Cervical cancer is the second most common cancer in women worldwide, and 99 percent of cases are linked to the HPV genital infection. HPV can cause genital warts, but often has no symptoms. The vaccines, Cervarix and Gardasil, prevent infection types 1, 6, 16 and 18, which cause 70 percent of the world’s cervical cancer.
The vaccine will be made available in Kenya, Ghana, Madagascar, Malawi, Niger, Sierra Leone, Tanzania, Rwanda and Laos. Three vaccines have to be taken over a six-month period for an individual to be fully protected. It will be given to girls aged 9 to 13 years.
The contract runs until 2017, by which point it is hoped that 30 million children will have been vaccinated. Merck and GSK will initially sell 2.4 million doses of Gardasil and 180,000 doses of Cervarix to GAVI at a price of US$4.50-US$4.60 each. The average wage for a labourer working in Kenya is US$1.37 to US$2.00 a day. The three vaccinations work out as nearly US$14.00 per child.
Katie Elder of the Doctors Without Borders/Medecins sans Frontieres charity criticised the deal, commenting, “It’s really disappointing that pharmaceutical companies haven’t offered GAVI a much better deal on the HPV vaccine. The price is unjustifiably high and will add to the already spiralling vaccination costs faced by low-income countries.”
“It’s appalling to see these companies seeking to maximise their profits on the backs of developing countries by charging such a high price for this vital vaccine,” she added. “It’s a lost opportunity to negotiate for a truly low price.”
Merck and GSK currently sell their cancer vaccines at US$100 a dose in developed countries and last year recorded sales of US$1.6 billion (Merck) and US$416 million (GSK) for just this one vaccine.
There has been a slight dip in sales recently in developed countries, so pharmaceutical companies have been turning towards poorer countries to maximise their profits. To be able to effectively sell their products in these areas, they need to sell to charities like those that make up GAVI. This means that the donations that people are making to these charities are going straight into the pockets of Merck and GSK. The UNICEF charity will be carrying out the actual vaccination programme, so Merck and GSK won’t even have to pay distribution costs.

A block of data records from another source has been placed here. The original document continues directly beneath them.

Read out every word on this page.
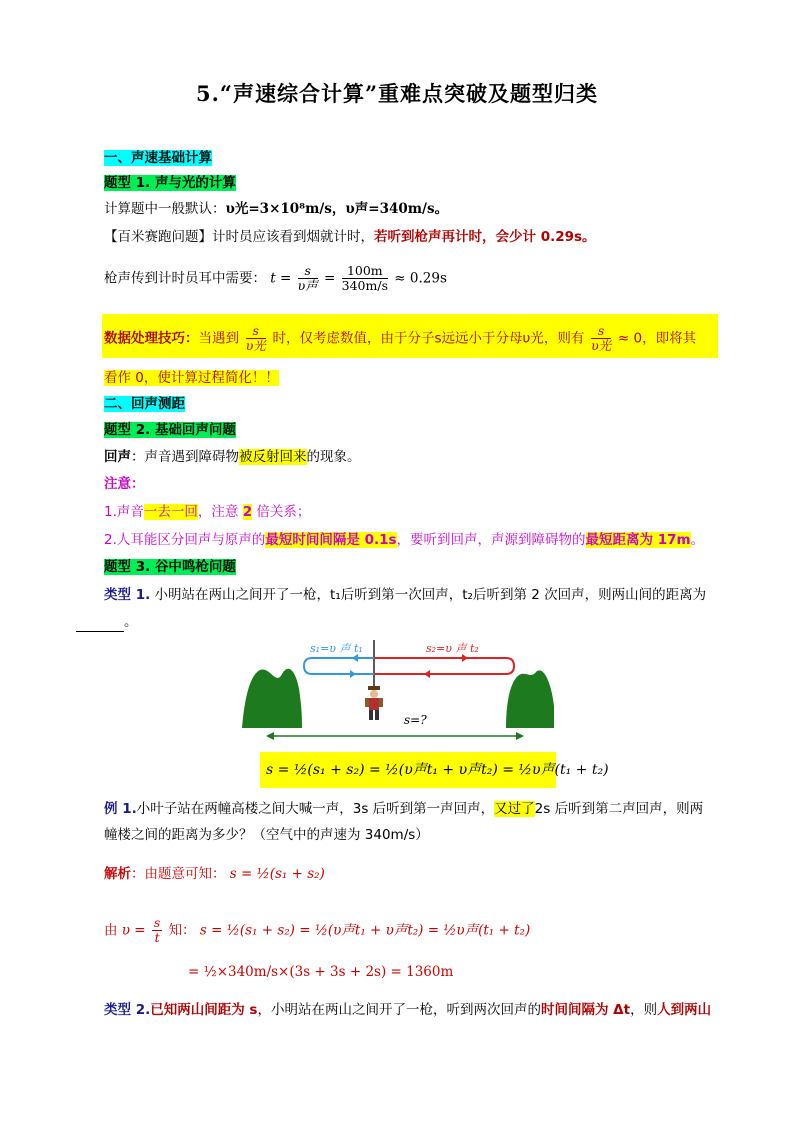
5.“声速综合计算”重难点突破及题型归类
一、声速基础计算
题型 1. 声与光的计算
计算题中一般默认：υ光=3×10⁸m/s，υ声=340m/s。
【百米赛跑问题】计时员应该看到烟就计时，若听到枪声再计时，会少计 0.29s。
枪声传到计时员耳中需要： $t = \frac{s}{\text{υ声}} = \frac{100m}{340m/s} \approx 0.29s$
数据处理技巧：当遇到 $\frac{s}{\text{υ光}}$ 时，仅考虑数值，由于分子s远远小于分母υ光，则有 $\frac{s}{\text{υ光}} \approx 0$，即将其
看作 0，使计算过程简化！！
二、回声测距
题型 2. 基础回声问题
回声：声音遇到障碍物被反射回来的现象。
注意：
1.声音一去一回，注意 2 倍关系；
2.人耳能区分回声与原声的最短时间间隔是 0.1s，要听到回声，声源到障碍物的最短距离为 17m。
题型 3. 谷中鸣枪问题
类型 1. 小明站在两山之间开了一枪，t₁后听到第一次回声，t₂后听到第 2 次回声，则两山间的距离为
。
s₁=υ 声 t₁	s₂=υ 声 t₂
s=?
s = ½(s₁ + s₂) = ½(υ声t₁ + υ声t₂) = ½υ声(t₁ + t₂)
例 1.小叶子站在两幢高楼之间大喊一声，3s 后听到第一声回声，又过了2s 后听到第二声回声，则两
幢楼之间的距离为多少？（空气中的声速为 340m/s）
解析：由题意可知： s = ½(s₁ + s₂)
由 $\upsilon = \frac{s}{t}$ 知： s = ½(s₁ + s₂) = ½(υ声t₁ + υ声t₂) = ½υ声(t₁ + t₂)
= ½×340m/s×(3s + 3s + 2s) = 1360m
类型 2.已知两山间距为 s，小明站在两山之间开了一枪，听到两次回声的时间间隔为 Δt，则人到两山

GSK has previously been fined US$3 billion for mispromoting two anti-depressant drugs in the United States between 1998 and 2003 and failing to report all necessary safety data to the US concerning its diabetes drug (Avandia) between 2001 and 2007. In 2009, it was criticised for selling a swine flu vaccine to the National Health Service in Britain at £6 a dose when it had only cost £1 to produce.

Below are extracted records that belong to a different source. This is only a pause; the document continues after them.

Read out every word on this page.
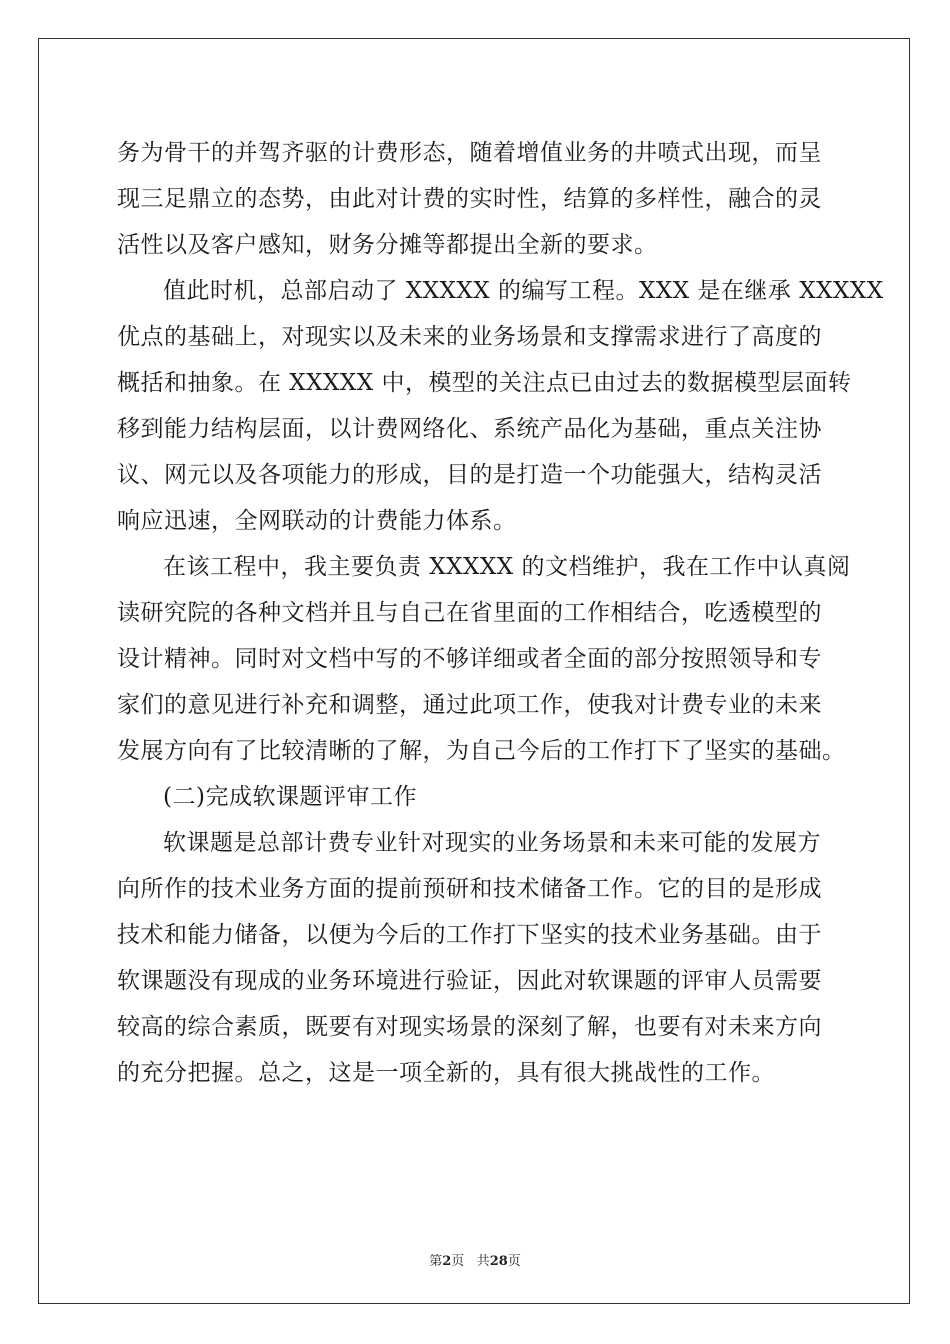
务为骨干的并驾齐驱的计费形态，随着增值业务的井喷式出现，而呈
现三足鼎立的态势，由此对计费的实时性，结算的多样性，融合的灵
活性以及客户感知，财务分摊等都提出全新的要求。

值此时机，总部启动了 XXXXX 的编写工程。XXX 是在继承 XXXXX
优点的基础上，对现实以及未来的业务场景和支撑需求进行了高度的
概括和抽象。在 XXXXX 中，模型的关注点已由过去的数据模型层面转
移到能力结构层面，以计费网络化、系统产品化为基础，重点关注协
议、网元以及各项能力的形成，目的是打造一个功能强大，结构灵活
响应迅速，全网联动的计费能力体系。

在该工程中，我主要负责 XXXXX 的文档维护，我在工作中认真阅
读研究院的各种文档并且与自己在省里面的工作相结合，吃透模型的
设计精神。同时对文档中写的不够详细或者全面的部分按照领导和专
家们的意见进行补充和调整，通过此项工作，使我对计费专业的未来
发展方向有了比较清晰的了解，为自己今后的工作打下了坚实的基础。

(二)完成软课题评审工作

软课题是总部计费专业针对现实的业务场景和未来可能的发展方
向所作的技术业务方面的提前预研和技术储备工作。它的目的是形成
技术和能力储备，以便为今后的工作打下坚实的技术业务基础。由于
软课题没有现成的业务环境进行验证，因此对软课题的评审人员需要
较高的综合素质，既要有对现实场景的深刻了解，也要有对未来方向
的充分把握。总之，这是一项全新的，具有很大挑战性的工作。

第2页 共28页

GSK chief executive Andrew Witty had declared that swine flu would be “a significant financial event for the company.” The company reported a 10 percent rise in profits in the first three months after the virus was identified.
This begs the question of how much it cost both companies to produce the HPV vaccine. As cervical cancer is not one of the biggest killers in the targeted regions, it suggests that the HPV vaccine must be very cheap to produce, compared to drugs that treat HIV/AIDS, tuberculosis and diarrhoea.

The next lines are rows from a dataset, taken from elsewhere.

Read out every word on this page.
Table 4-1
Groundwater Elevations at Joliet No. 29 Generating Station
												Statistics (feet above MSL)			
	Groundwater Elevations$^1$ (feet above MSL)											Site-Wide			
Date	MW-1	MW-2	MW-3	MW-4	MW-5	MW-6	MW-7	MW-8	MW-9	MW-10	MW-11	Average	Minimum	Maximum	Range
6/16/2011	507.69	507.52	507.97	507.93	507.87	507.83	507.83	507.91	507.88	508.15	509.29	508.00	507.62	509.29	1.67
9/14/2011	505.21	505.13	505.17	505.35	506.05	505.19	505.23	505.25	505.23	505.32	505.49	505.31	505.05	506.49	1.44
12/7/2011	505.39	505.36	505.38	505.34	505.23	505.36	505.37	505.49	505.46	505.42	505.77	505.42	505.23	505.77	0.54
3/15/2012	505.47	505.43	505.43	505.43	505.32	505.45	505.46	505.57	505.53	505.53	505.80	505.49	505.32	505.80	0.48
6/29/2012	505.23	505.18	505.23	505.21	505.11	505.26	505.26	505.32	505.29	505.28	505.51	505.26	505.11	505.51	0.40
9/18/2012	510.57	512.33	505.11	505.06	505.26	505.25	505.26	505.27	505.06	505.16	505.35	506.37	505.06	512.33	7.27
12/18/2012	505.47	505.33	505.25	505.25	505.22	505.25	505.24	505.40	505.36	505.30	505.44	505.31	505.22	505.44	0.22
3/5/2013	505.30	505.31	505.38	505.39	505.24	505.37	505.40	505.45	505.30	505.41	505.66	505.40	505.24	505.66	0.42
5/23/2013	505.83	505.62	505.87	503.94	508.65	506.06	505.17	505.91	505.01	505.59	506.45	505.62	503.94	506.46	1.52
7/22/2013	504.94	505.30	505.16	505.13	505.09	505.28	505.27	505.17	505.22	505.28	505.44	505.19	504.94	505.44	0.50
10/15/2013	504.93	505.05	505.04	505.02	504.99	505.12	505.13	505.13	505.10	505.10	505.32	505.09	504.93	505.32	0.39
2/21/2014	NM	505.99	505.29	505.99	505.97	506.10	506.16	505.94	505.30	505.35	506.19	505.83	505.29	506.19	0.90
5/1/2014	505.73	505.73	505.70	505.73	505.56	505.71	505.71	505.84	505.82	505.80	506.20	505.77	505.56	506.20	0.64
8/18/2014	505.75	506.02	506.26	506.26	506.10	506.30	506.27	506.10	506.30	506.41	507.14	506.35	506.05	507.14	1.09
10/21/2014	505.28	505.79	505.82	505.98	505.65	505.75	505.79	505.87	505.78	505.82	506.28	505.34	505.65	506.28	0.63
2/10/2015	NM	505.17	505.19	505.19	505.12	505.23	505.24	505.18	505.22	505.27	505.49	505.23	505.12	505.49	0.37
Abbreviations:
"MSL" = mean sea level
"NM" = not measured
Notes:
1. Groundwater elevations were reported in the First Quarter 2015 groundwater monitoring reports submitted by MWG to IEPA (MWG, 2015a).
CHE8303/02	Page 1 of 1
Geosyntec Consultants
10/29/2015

Public health sectors are being slashed globally. It is worth noting that the Kenyan government has recently withdrawn government aid to all sectors of society to give the market free reign. The private sector is only interested in producing drugs and treatments that will see a good return in profits, with no regard for human needs.
Greece has been effectively boycotted by these companies, condemning many to a death sentence. Across the globe, millions are being pushed into poverty, which means that health care will become ever more the exclusive property of the wealthy.